The signature organization by semantic groups (authentication, session-management, cryptography) rather than just file types shows mature domain modeling. An auditor can scan only for cryptographic weaknesses across all languages, or focus on PHP session handling specifically. This granularity transforms a simple grep replacement into a guided review workflow.

Gotcha

Watchtower is officially deprecated—the author explicitly directs users to 'drek' as its successor. This isn't a soft deprecation; it's a hard recommendation to migrate. Any investment in learning Watchtower's signature syntax or building custom reporters is wasted effort when the author has abandoned it.

Beyond deprecation, the Ruby 1.8 compatibility issue creates a subtle but annoying problem: hash iteration order is non-deterministic in Ruby 1.8, meaning findings appear in random order across report generations. If you're comparing today's scan against last week's, identical findings may appear at different positions, breaking diff-based workflows. This is fixed in Ruby 1.9+, but speaks to the tool's age.

The LocalStorage-based persistence, while clever, has hard limits. Browser storage is typically capped at 5-10MB, meaning massive codebases with thousands of findings could exceed quota. More problematically, LocalStorage is origin-bound—if you open the HTML report from file:///home/user/audit1.html versus file:///tmp/audit1.html, you get different storage contexts, fragmenting your audit state. Sharing audit progress across a team requires manually exporting/importing the LocalStorage JSON, which defeats the simplicity advantage. For solo auditors this works beautifully; for team collaboration it's friction-prone.

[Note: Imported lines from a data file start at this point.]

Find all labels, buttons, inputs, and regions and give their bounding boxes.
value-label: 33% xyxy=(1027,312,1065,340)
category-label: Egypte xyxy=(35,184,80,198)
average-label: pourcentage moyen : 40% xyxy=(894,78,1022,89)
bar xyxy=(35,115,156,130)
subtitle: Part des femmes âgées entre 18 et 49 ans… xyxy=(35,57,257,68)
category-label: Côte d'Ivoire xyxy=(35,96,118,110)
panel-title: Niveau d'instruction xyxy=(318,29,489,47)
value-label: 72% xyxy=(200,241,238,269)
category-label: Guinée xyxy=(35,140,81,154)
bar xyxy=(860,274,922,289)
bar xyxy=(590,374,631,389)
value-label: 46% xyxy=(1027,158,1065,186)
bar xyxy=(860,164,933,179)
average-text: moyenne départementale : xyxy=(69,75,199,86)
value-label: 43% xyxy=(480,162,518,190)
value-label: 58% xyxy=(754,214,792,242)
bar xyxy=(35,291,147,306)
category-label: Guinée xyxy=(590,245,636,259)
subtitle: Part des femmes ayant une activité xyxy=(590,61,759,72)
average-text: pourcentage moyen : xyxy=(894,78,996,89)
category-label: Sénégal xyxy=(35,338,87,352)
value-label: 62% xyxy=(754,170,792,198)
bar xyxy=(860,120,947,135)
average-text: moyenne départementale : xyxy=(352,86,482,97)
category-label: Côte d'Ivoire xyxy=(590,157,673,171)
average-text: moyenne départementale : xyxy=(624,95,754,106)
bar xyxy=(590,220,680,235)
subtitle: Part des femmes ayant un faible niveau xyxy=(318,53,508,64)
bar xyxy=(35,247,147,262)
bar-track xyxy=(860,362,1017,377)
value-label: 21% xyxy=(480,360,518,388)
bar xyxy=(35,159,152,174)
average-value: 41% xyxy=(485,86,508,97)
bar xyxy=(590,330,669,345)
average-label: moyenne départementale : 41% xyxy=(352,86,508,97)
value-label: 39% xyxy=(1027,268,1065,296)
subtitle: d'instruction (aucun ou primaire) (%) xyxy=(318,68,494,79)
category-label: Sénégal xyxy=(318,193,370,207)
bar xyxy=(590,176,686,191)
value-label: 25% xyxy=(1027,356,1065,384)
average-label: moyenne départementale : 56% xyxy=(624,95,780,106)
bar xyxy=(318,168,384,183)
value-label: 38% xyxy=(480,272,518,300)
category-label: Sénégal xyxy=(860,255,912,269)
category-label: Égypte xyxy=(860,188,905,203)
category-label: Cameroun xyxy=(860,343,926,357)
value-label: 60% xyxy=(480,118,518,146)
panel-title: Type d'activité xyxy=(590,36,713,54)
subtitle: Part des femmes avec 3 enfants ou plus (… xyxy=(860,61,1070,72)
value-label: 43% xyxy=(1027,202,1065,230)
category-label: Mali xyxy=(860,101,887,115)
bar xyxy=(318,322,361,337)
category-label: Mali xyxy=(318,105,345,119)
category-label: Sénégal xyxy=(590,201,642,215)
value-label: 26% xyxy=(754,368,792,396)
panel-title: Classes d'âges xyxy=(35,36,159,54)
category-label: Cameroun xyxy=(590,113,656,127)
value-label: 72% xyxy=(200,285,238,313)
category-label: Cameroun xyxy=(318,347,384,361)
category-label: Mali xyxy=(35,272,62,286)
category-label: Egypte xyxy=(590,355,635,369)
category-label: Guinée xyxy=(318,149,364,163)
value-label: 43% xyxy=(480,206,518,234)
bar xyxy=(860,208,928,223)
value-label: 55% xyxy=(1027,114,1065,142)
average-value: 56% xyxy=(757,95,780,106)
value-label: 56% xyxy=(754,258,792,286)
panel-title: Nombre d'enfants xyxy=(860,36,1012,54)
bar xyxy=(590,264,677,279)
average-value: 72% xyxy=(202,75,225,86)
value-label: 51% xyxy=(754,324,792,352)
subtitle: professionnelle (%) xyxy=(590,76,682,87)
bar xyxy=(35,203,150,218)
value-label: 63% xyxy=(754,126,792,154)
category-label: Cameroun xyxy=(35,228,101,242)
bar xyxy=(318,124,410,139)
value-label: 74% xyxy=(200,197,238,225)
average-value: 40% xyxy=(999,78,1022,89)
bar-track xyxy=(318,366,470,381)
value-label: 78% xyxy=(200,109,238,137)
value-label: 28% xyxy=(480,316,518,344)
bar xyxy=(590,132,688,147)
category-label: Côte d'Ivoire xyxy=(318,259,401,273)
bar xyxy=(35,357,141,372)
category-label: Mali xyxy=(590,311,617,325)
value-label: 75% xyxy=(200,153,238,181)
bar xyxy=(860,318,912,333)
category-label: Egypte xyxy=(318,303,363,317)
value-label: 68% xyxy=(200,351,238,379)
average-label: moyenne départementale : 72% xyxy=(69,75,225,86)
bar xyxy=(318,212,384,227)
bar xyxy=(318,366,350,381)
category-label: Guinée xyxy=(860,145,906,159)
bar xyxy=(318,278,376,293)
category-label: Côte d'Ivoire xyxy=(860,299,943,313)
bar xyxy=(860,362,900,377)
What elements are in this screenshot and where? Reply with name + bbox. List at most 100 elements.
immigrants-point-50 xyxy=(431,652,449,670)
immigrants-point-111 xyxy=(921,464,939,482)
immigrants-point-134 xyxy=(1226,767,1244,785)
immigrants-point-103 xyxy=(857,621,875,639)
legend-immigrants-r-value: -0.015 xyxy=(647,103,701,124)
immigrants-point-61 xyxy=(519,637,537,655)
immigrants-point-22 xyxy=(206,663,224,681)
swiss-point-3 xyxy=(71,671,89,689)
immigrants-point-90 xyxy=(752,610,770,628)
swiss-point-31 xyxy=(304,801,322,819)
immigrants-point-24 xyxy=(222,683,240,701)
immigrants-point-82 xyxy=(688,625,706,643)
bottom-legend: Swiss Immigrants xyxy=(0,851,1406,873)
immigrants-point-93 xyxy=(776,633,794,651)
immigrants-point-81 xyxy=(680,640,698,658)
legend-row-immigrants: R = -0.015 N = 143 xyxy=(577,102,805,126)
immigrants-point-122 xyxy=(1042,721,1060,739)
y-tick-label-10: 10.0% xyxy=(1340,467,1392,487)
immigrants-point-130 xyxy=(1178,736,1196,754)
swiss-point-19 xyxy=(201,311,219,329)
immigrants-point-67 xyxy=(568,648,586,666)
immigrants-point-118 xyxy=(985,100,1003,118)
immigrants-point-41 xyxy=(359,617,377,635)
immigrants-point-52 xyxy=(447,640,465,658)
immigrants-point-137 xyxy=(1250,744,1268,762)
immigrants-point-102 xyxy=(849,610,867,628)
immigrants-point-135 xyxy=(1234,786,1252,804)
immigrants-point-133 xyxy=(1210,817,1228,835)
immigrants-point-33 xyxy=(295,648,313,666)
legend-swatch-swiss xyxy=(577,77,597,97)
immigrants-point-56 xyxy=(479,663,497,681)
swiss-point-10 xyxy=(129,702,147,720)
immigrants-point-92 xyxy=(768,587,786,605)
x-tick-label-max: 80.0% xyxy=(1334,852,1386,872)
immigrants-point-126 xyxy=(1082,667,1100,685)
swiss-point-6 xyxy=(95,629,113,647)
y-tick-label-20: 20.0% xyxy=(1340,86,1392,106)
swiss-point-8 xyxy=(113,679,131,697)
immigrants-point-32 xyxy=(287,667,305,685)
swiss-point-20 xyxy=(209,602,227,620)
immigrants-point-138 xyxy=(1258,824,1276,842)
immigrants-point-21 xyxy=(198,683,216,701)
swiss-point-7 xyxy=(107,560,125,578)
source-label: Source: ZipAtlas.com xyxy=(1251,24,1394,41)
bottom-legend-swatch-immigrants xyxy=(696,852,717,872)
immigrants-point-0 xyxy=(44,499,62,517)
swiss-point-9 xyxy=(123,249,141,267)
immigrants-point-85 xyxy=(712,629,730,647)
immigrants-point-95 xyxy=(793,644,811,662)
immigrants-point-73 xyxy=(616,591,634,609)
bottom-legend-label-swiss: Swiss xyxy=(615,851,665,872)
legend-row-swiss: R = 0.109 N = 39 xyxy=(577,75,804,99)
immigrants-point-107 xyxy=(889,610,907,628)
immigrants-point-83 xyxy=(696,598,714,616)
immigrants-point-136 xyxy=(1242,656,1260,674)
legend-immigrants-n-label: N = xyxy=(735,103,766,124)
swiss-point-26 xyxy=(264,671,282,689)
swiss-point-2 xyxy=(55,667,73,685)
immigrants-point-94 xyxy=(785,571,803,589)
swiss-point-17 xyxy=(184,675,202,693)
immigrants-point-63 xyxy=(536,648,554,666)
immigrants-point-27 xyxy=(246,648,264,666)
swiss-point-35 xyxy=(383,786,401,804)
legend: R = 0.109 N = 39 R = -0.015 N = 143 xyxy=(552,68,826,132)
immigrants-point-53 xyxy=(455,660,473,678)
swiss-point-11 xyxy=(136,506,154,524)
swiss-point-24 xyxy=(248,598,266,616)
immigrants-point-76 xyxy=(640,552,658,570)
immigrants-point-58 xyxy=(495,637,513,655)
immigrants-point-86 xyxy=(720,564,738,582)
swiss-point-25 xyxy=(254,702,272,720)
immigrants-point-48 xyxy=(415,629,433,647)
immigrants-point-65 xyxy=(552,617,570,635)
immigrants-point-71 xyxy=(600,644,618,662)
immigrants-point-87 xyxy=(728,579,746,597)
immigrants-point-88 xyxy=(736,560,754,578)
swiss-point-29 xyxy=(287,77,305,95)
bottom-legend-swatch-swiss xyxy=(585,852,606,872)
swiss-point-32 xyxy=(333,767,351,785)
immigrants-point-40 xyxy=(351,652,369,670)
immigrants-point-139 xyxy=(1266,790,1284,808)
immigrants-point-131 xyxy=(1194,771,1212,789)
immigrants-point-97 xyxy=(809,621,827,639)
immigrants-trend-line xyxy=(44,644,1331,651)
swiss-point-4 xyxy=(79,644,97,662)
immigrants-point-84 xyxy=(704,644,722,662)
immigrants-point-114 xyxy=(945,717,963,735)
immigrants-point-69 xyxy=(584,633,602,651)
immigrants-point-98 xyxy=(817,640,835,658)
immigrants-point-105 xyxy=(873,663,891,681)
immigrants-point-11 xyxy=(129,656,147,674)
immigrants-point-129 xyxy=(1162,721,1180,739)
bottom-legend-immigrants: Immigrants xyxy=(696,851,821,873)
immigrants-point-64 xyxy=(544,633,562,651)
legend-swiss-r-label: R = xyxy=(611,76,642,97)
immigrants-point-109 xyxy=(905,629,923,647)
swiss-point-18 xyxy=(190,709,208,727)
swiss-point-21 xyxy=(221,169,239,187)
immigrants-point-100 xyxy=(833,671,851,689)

Remote scanning via wget mirroring creates duplicate noise when pages are accessible through multiple URLs (example.com/page vs example.com/page/ vs example.com/page/index.php), and you're only seeing rendered output, not server-side source—missing the actual vulnerability surface in most web applications.

Verdict

Skip if: You're starting a new security audit workflow, building production tooling, or need team collaboration features. Watchtower is deprecated, and 'drek' is the author's recommended successor for this use case. Modern alternatives like Semgrep offer superior accuracy, community rule libraries, and CI/CD integration. Use if: You're maintaining legacy systems already using Watchtower, studying the design pattern of browser-based stateful reporting without backend infrastructure, or need a quick educational example of signature-based scanning architecture. The codebase remains valuable as a reference implementation for LocalStorage-powered workflows and plugin-based reporter systems, but invest your time in drek or contemporary SAST platforms for actual security work.